Der kanadische Autor Robert J. Sawyer ist ein klassischer Ideenautor, wie ihn die Science Fiction nur noch selten hervorbringt. In seinen Romanen kombiniert er oft auf den ersten Blick konträre Ideen zu einem faszinierend, packenden und vor allem zutiefst humanistischen Werk. In “Rollback” - 2007 bei seinem Stammverlag TOR Books erschienen - verbindet er eine First Contact Geschichte mit einem menschlichen Drama um das Altern und das Phänomen der Liebe.
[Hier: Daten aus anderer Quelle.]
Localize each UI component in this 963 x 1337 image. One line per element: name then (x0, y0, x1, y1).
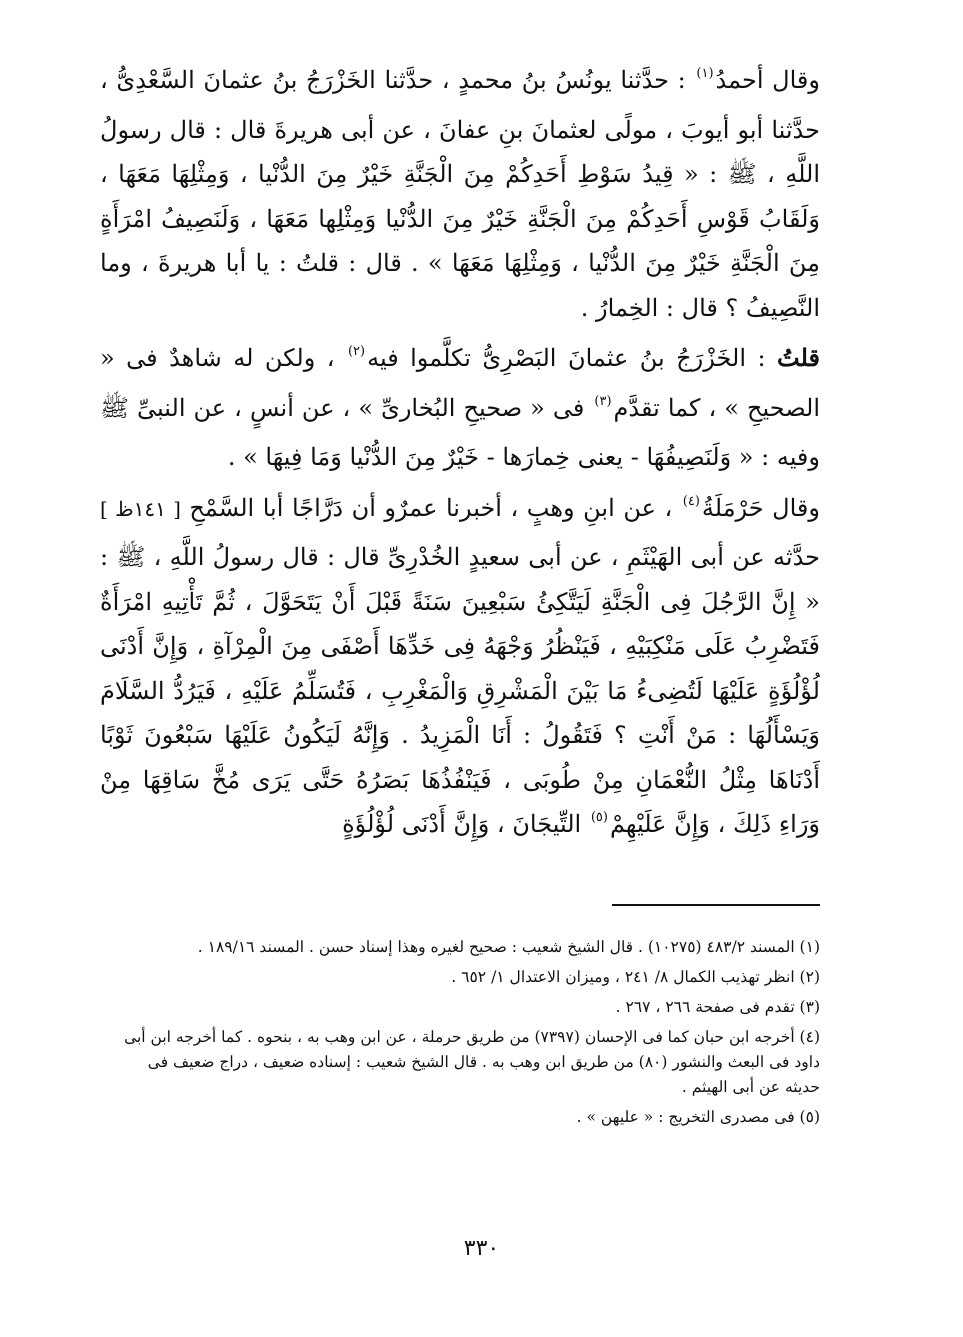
text: ، عن ابنِ وهبٍ ، أخبرنا عمرٌو أن دَرَّاجًا أبا السَّمْحِ (180, 493, 681, 522)
footnote-ref-3[interactable]: (٣) (594, 393, 612, 409)
text: فى « صحيحِ البُخارىِّ » ، عن أنسٍ ، عن النبىِّ ﷺ وفيه : « وَلَنَصِيفُهَا - يعنى خِمارَها - خَيْرٌ مِنَ الدُّنْيا وَمَا فِيهَا » . (100, 393, 820, 471)
text: ، ولكن له شاهدٌ فى « الصحيحِ » ، كما تقدَّم (100, 344, 820, 422)
footnote-3: (٣) تقدم فى صفحة ٢٦٦ ، ٢٦٧ . (615, 998, 820, 1016)
footnotes (112, 935, 820, 1135)
text: : الخَزْرَجُ بنُ عثمانَ البَصْرِىُّ تكلَّموا فيه (367, 344, 766, 372)
lead-word: قلتُ (777, 343, 820, 372)
footnote-ref-5[interactable]: (٥) (590, 810, 608, 825)
text: حدَّثه عن أبى الهَيْثَمِ ، عن أبى سعيدٍ الخُدْرِىِّ قال : قال رسولُ اللَّهِ ، ﷺ : « إِنَّ الرَّجُلَ فِى الْجَنَّةِ لَيَتَّكِئُ سَبْعِينَ سَنَةً قَبْلَ أَنْ يَتَحَوَّلَ ، ثُمَّ تَأْتِيهِ امْرَأَةٌ فَتَضْرِبُ عَلَى مَنْكِبَيْهِ ، فَيَنْظُرُ وَجْهَهُ فِى خَدِّهَا أَصْفَى مِنَ الْمِرْآةِ ، وَإِنَّ أَدْنَى لُؤْلُؤَةٍ عَلَيْهَا لَتُضِىءُ مَا بَيْنَ الْمَشْرِقِ وَالْمَغْرِبِ ، فَتُسَلِّمُ عَلَيْهِ ، فَيَرُدُّ السَّلَامَ وَيَسْأَلُهَا : مَنْ أَنْتِ ؟ فَتَقُولُ : أَنَا الْمَزِيدُ . وَإِنَّهُ لَيَكُونُ عَلَيْهَا سَبْعُونَ ثَوْبًا أَدْنَاهَا مِثْلُ النُّعْمَانِ مِنْ طُوبَى ، فَيَنْفُذُهَا بَصَرُهُ حَتَّى يَرَى مُخَّ سَاقِهَا مِنْ وَرَاءِ ذَلِكَ ، وَإِنَّ عَلَيْهِمْ (100, 543, 820, 838)
manuscript-folio-ref: [ ١٤١ظ ] (100, 496, 181, 521)
main-text (100, 58, 820, 852)
paragraph-hadith-ahmad (100, 58, 820, 330)
text: التِّيجَانَ ، وَإِنَّ أَدْنَى لُؤْلُؤَةٍ (342, 810, 589, 838)
footnote-divider (612, 904, 820, 906)
page-number: ٣٣٠ (463, 1236, 500, 1261)
footnote-ref-4[interactable]: (٤) (682, 493, 700, 509)
footnote-5: (٥) فى مصدرى التخريج : « عليهن » . (576, 1108, 820, 1126)
footnote-4: (٤) أخرجه ابن حبان كما فى الإحسان (٧٣٩٧) من طريق حرملة ، عن ابن وهب به ، بنحوه . كما أخرجه ابن أبى داود فى البعث والنشور (٨٠) من طريق ابن وهب به . قال الشيخ شعيب : إسناده ضعيف ، دراج ضعيف فى حديثه عن أبى الهيثم . (124, 1028, 820, 1096)
text: : حدَّثنا يونُسُ بنُ محمدٍ ، حدَّثنا الخَزْرَجُ بنُ عثمانَ السَّعْدِىُّ ، حدَّثنا أبو أيوبَ ، مولًى لعثمانَ بنِ عفانَ ، عن أبى هريرةَ قال : قال رسولُ اللَّهِ ، ﷺ : « قِيدُ سَوْطِ أَحَدِكُمْ مِنَ الْجَنَّةِ خَيْرٌ مِنَ الدُّنْيا ، وَمِثْلِهَا مَعَهَا ، وَلَقَابُ قَوْسِ أَحَدِكُمْ مِنَ الْجَنَّةِ خَيْرٌ مِنَ الدُّنْيا وَمِثْلِها مَعَهَا ، وَلَنَصِيفُ امْرَأَةٍ مِنَ الْجَنَّةِ خَيْرٌ مِنَ الدُّنْيا ، وَمِثْلِهَا مَعَهَا » . قال : قلتُ : يا أبا هريرةَ ، وما النَّصِيفُ ؟ قال : الخِمارُ . (100, 66, 820, 322)
footnote-1: (١) المسند ٤٨٣/٢ (١٠٢٧٥) . قال الشيخ شعيب : صحيح لغيره وهذا إسناد حسن . المسند ١٨٩/١٦ . (197, 938, 820, 956)
paragraph-commentary (100, 336, 820, 480)
text: وقال حَرْمَلَةُ (701, 493, 820, 522)
footnote-ref-1[interactable]: (١) (696, 66, 714, 81)
footnote-ref-2[interactable]: (٢) (347, 344, 366, 359)
footnote-2: (٢) انظر تهذيب الكمال ٨/ ٢٤١ ، وميزان الاعتدال ١/ ٦٥٢ . (451, 968, 820, 986)
text: وقال أحمدُ (715, 66, 820, 94)
paragraph-hadith-harmala (100, 486, 820, 852)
Ausgangspunkt ist die Suche nach intelligentem Leben im All. Im Jahre 2009 geht eine Antwort auf die Botschaften SETIs auf der Erde ein. Die Wissenschaftlerin Sarah Halifax gelingt die Entschlüsselung dieser Botschaft. Sie besteht aus hunderten Fragen zur Ethik und Moral der Menschen. Dank ihrer Erkenntnisse wird sie nicht nur berühmt, sondern die entsprechenden Antworten im Multiple Choice Verfahren zurückgeschickt. 38 Jahre später an ihrem sechzigsten Hochzeitstag trifft die Antwort ein. Ein Milliardär will Professorin Halifax anheuern, um den Kontakt mit den Aliens weiterzuführen. Das Problem sind nur die 38 Jahre, welche die Botschaften brauchen, um zwischen der Erde und dem neunzehn Lichtjahre entfernten Planeten zu hin und her zu gehen. Die Antwort ist der so genannte Rollback- relative Unsterblichkeit. In seinem letzten Roman hat Sawyer spekuliert, dass eine Karte des Gehirns in einen künstlich gezüchteten jüngeren Körper übertragen werden kann. Im vorliegenden Roman werden im Rahmen des “Rollbacks” die Zellen manipuliert und ihnen suggeriert, wieder jung zu werden. Das Verfahren kostet Milliarden und nur wenige Menschen können sich diesen Prozess leisten. Der Milliardär bietet sowohl Sarah Halifax als auch ihrem Mann diesen aufwendigen Regenerationsprozess als Bezahlung für ihre Forschung an. Bei ihrem Mann funktioniert das Verfahren anstandslos, bei ihr aufgrund der Behandlung einer früheren Krebserkrankung nicht. Voller Entsetzen erkennt ihr Mann, das ihre sechzigjährige Ehe aufgrund des immer stärker auftretenden Altersunterschied ihrem Ende zugeht.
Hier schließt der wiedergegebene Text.